6. Conclusions and Future Research
Using HSM as the theoretical lens, this paper explores how readers’ attributes (i.e., involvement and homophily) moderate the relationships between the credibility of online consumer reviews and its antecedent factors. Our findings show that one piece of online review may reflect different views for different readers depending on their attitudes. This study provides a better classification of the attributes related to the credibility of online reviews using the HSM theory and helps e-commerce platforms to customize their online reviews to different consumers and satisfies their information needs.

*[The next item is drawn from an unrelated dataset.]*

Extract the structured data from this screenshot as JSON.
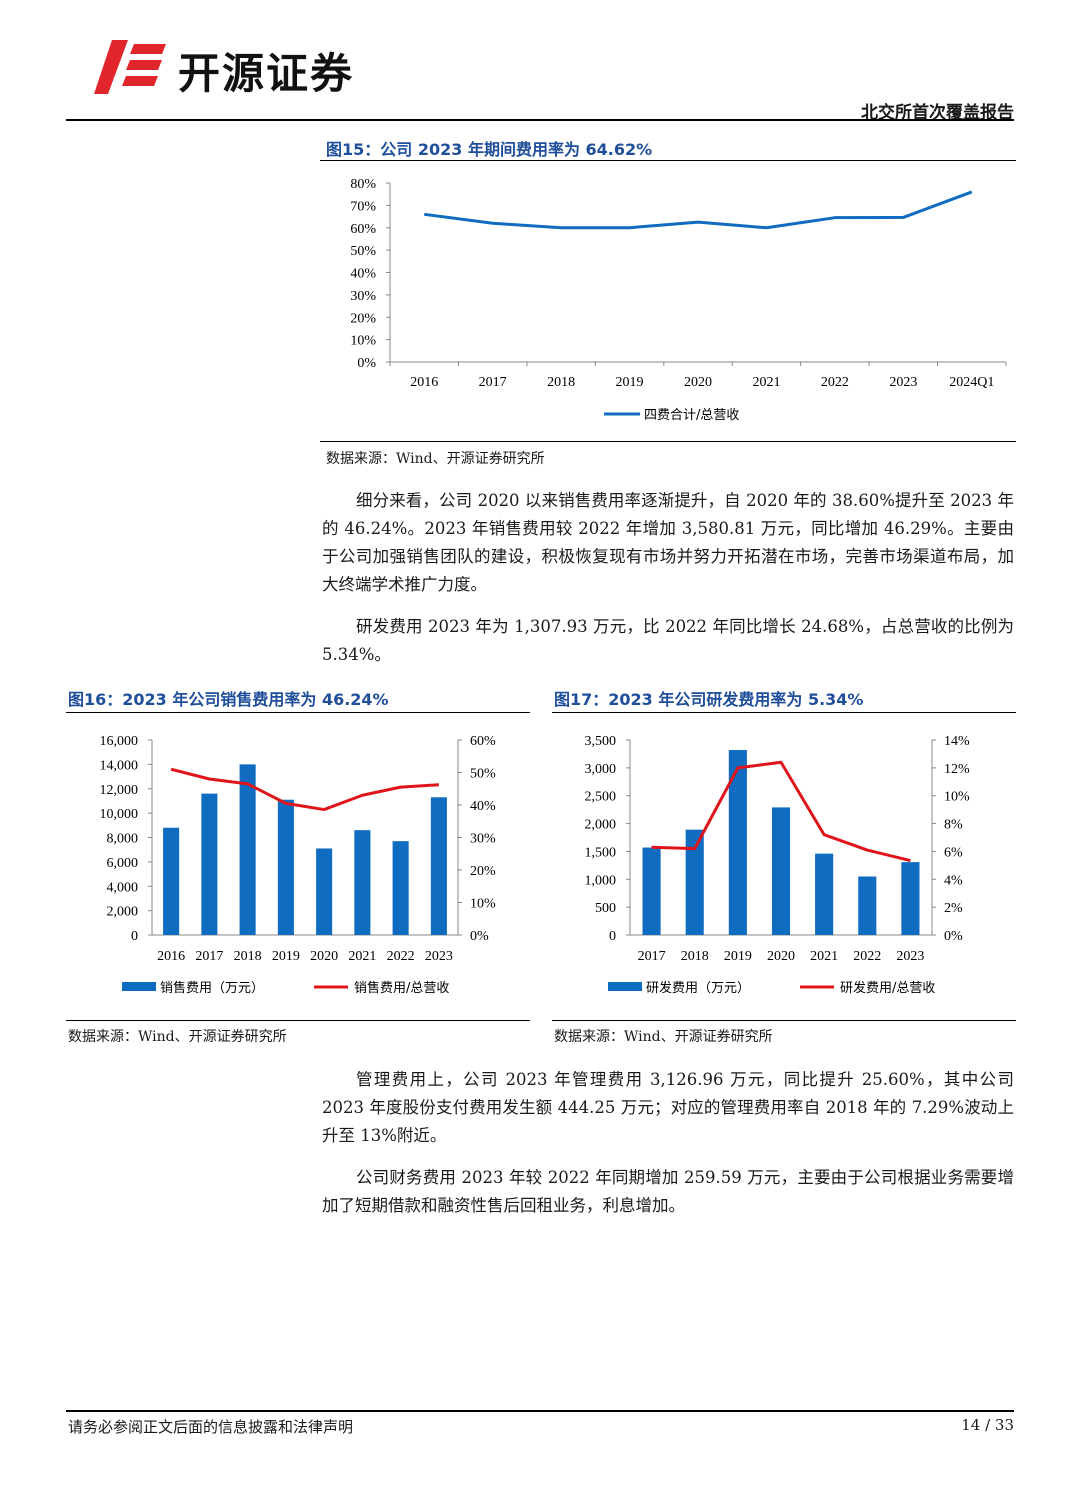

We suggest future research could compare different types of products and/or services (e.g., search, experience and credence categories) because we believe that consumers judge online reviews for each category differently. This means that, during the assessment of online reviews, consumers use different attributes to different degrees, depending on the product/service types, to make their decisions. Thus, product or service types can affect consumers’ assessment of online reviews. Finally, the importance of demographic variables on the credibility evaluation of online reviews can be explored in further studies, considering that digital platforms increasingly have more information about their users.